Now, for one thing, this would likely limit the number of houses and towns built in precarious geographical areas, and we wouldn’t want to do that –  celui sera UnAmurican. But anyway… stop anywhere here along the way, economically speaking, and the vista is much the same. Once you go beyond those who can afford to build, live and rebuild in danger-prone areas and extend the opportunity to the rest of anyone who wants the lovely, the insurance companies can’t guarantee these investments, even though they will write policies saying that someone* will. We send the risk spiraling outward, trying to leverage the power of the outer rings. But even there, the big firms can’t even write down their actual liabilities – because they wouldn’t be able to cover them in the eventuality of anything catastrophic across scales happening, otherwise known as the events they’re writing insurance to cover.
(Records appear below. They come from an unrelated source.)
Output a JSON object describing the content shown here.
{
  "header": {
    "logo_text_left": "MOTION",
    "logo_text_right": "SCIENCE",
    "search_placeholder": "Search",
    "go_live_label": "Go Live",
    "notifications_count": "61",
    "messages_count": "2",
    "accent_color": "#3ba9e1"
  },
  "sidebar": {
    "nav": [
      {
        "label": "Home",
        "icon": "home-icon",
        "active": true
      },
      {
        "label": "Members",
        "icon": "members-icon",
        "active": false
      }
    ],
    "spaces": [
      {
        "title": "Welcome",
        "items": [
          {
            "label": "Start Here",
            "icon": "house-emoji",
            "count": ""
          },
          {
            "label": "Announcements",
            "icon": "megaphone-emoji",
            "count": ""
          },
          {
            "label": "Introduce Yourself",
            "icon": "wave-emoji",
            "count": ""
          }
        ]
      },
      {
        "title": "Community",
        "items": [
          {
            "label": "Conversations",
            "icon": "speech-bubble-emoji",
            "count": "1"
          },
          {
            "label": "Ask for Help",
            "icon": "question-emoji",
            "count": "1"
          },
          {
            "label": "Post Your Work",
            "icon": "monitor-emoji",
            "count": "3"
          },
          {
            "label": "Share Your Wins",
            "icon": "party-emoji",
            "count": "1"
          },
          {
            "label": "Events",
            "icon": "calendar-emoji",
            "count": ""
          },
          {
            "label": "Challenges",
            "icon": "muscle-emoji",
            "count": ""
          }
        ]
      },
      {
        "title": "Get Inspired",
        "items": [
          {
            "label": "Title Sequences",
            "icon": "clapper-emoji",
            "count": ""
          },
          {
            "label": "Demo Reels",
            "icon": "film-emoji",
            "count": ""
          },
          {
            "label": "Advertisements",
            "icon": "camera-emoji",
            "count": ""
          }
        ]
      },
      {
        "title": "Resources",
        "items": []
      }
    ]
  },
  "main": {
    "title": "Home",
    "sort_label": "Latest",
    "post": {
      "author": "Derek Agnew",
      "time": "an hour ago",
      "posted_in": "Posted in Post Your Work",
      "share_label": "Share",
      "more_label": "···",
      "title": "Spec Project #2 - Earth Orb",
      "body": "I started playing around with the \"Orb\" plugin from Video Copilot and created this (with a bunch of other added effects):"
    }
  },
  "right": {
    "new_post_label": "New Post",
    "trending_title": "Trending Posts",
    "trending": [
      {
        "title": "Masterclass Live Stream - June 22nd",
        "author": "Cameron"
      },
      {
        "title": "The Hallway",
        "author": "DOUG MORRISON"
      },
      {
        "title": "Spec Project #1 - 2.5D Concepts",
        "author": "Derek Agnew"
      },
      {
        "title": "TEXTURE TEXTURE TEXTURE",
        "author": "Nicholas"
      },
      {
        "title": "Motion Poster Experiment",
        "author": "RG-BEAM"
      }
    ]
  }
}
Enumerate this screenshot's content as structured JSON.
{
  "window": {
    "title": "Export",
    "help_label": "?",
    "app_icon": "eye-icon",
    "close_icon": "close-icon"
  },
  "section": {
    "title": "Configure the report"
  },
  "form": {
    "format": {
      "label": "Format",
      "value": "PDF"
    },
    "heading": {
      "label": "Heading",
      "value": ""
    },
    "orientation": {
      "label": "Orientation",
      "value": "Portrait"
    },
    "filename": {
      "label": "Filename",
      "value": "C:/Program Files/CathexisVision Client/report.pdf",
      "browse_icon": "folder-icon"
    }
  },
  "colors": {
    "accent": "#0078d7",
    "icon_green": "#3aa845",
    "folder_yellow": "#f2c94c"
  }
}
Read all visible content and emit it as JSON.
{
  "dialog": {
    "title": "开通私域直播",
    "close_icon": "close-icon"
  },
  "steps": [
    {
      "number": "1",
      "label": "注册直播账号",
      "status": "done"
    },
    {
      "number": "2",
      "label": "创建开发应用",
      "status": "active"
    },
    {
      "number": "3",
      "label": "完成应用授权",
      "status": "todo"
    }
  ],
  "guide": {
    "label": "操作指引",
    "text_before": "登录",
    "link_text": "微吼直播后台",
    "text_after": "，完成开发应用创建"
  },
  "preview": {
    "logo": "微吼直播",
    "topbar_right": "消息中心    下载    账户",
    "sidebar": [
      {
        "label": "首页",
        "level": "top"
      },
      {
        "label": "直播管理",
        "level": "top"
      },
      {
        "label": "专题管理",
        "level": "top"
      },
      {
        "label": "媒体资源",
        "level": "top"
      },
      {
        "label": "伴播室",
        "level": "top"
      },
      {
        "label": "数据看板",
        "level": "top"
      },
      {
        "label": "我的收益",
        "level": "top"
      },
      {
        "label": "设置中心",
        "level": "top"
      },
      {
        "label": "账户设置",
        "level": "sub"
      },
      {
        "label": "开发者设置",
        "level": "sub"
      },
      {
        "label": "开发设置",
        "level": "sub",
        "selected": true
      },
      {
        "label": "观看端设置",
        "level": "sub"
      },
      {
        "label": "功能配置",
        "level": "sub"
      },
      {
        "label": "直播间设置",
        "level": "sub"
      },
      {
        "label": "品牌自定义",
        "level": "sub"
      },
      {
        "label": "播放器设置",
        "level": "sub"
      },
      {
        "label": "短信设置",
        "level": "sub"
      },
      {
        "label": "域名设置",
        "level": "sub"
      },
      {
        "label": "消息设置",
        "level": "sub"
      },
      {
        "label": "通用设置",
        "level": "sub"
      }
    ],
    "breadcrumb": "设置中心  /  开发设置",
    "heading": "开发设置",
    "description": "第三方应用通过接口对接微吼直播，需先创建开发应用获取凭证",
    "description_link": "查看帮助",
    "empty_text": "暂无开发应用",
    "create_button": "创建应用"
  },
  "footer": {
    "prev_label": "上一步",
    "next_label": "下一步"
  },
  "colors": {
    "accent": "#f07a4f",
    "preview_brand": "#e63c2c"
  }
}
*Now, what if we stipulated from the outset that this someone was the government, aka the taxpayers? And what if as a part of such ventures other responsibilities were attached the ‘parties of the first part’ that raised the bar for how we go about insuring things? What if, in other words, everyone had to be honest about all of this, what would be different? Less beachfront property? Would the U.S. be a third-world backwater without the necessity to Pyramid-scheme at every opportunity? This is what we would have ourselves believe, that without such security and assurances, such as it is, we would wouldn’t be so prosperous.

I’ll leave it to you to re-assess the shifting definitions of those last few words in light of recent events.